— Виссарион Фомич, не соблаговолите ли воспользоваться моим экипажем? В нем теплей и… и… Да попросту ваша коляска не хороша! Ну и… должны же вы дать совет, как мне быть с крестным!
Вот она, истинная графиня: чуть что не по ней — она нервно топает ножкой, капризно поджимает губы, хмурит изогнутые бровки, при этом хороша, чертовка!
— Премного благодарен, — согласился он, не сдержав улыбки.
Разумеется, в карете сиденья мягкие, есть подушки, тулупом можно укрыть ноги — в таких условиях хоть по всей России-матушке путешествуй. Устроившись на холодных подушках, Виссарион Фомич не стал тянуть с советом, так как успел обдумать сведения графини:
— В Петербург на поиски семейства князя мы отправим Кирсанова, а в помощь ему… да того же Пискунова. Первый сойдет за родственника его светлости, Кирсанова не отличишь от аристократа, а Пискунов — за его слугу. Надеюсь, Гаврила Платонович даст соответствующие письма, чтоб уж никаких сомнений ни у кого не вызвать?
— Разумеется, даст, коль я о том попрошу, — заверила Марго. — И денег в достатке выдаст на дорогу, об этом не беспокойтесь. А что делать князю? Не ровен час — отравят крестного.
— А его светлость, ваше сиятельство, спасать придется вам.
— Мне? — растерянно распахнула она глаза. — А вы?
— Буду направлять вас. Бросать одного его ни в коем разе нельзя, на Карпа надежа мала, верного слугу ведь тоже могут отравить. Некто наверняка прознал, что по ночам Карп кормит хозяина, он ведь зорко следит за изменениями состояния князя. И этот некто из близких ему людей…

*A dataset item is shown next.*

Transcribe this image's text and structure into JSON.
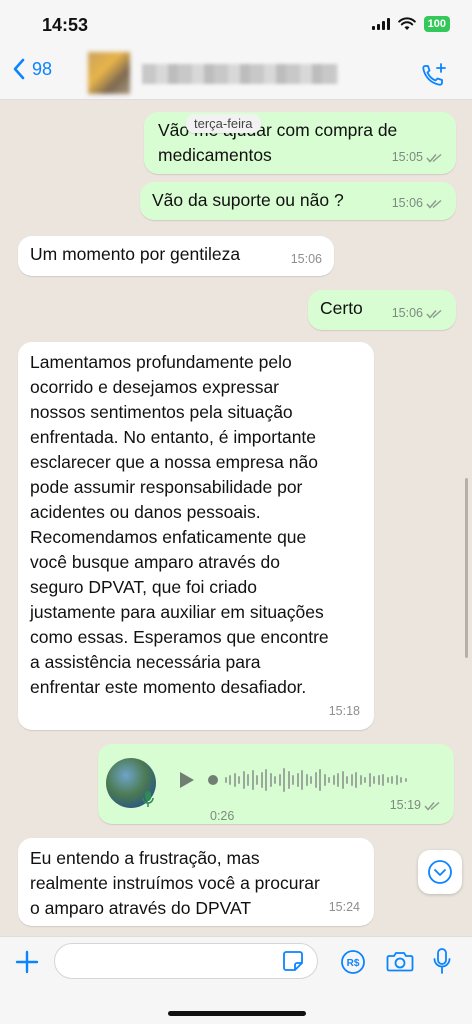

— Из нахлебников! — поправила она. — Никто из них не удосужился пойти на службу! Принести хоть какую-то пользу себе и людям! Все сидят на шее князя, тем не менее кому-то пришла в голову идея пораньше отправить его на тот свет!
С досадой Марго ударила муфтой, в которой грела руки, по своим коленям и уставилась в окно, пряча глаза, наполнившиеся слезами. Зыбин только с виду казался грубым и неотесанным, на самом деле он тонко чувствовал кипящие страсти в людях, улавливал в них перемены, что помогало в деле. В то же время не умел он утешать и успокаивать, а иногда так и вовсе проявлял солдафонскую бесчувственность, как на сей раз — хотел участием поддержать графиню, на деле же отчитал:
— Будет вам, ваше сиятельство! Что это вы удумали расклеиться? Не похоже на вас.
— Простите, Виссарион Фомич, — смутилась Марго, но лица к нему не повернула. — Крестный мне дорог, правда-правда. Иной раз он бывал мне ближе отца с матерью, у него я находила сочувствие…
— Помилуйте, да разве ж вам надобно сочувствие?
— Как и всем людям, — дрогнувшим голосом произнесла она. — Крестный всегда был добр ко мне, понимал, как родную дочь. Сейчас я думаю, что в моем лице он… как бы это сказать… извинялся за сына, с которым поступил жестоко.
— На месте князя так поступил бы любой отец, — категорично заявил Зыбин, известный хранитель порядков Домостроя. — Негоже идти супротив родительской воли.
— Что значит — родительская воля? — разошлась она. — Сделать несчастным человека? Оттого свет у нас и бесчувственный, что однажды всех подавила родительская воля, которая не считалась с желаниями и чувствами своих же детей. Много ли даст любви человек другому, когда с ним обошлись жестоко? Подчинившись, он уже учится не любви к ближнему, а изворотливости, чтобы теперь тайком получить удовольствия, насладиться своей хитростью и обманом. Но при этом он все дальше уходит от того человека, каким его задумал Господь.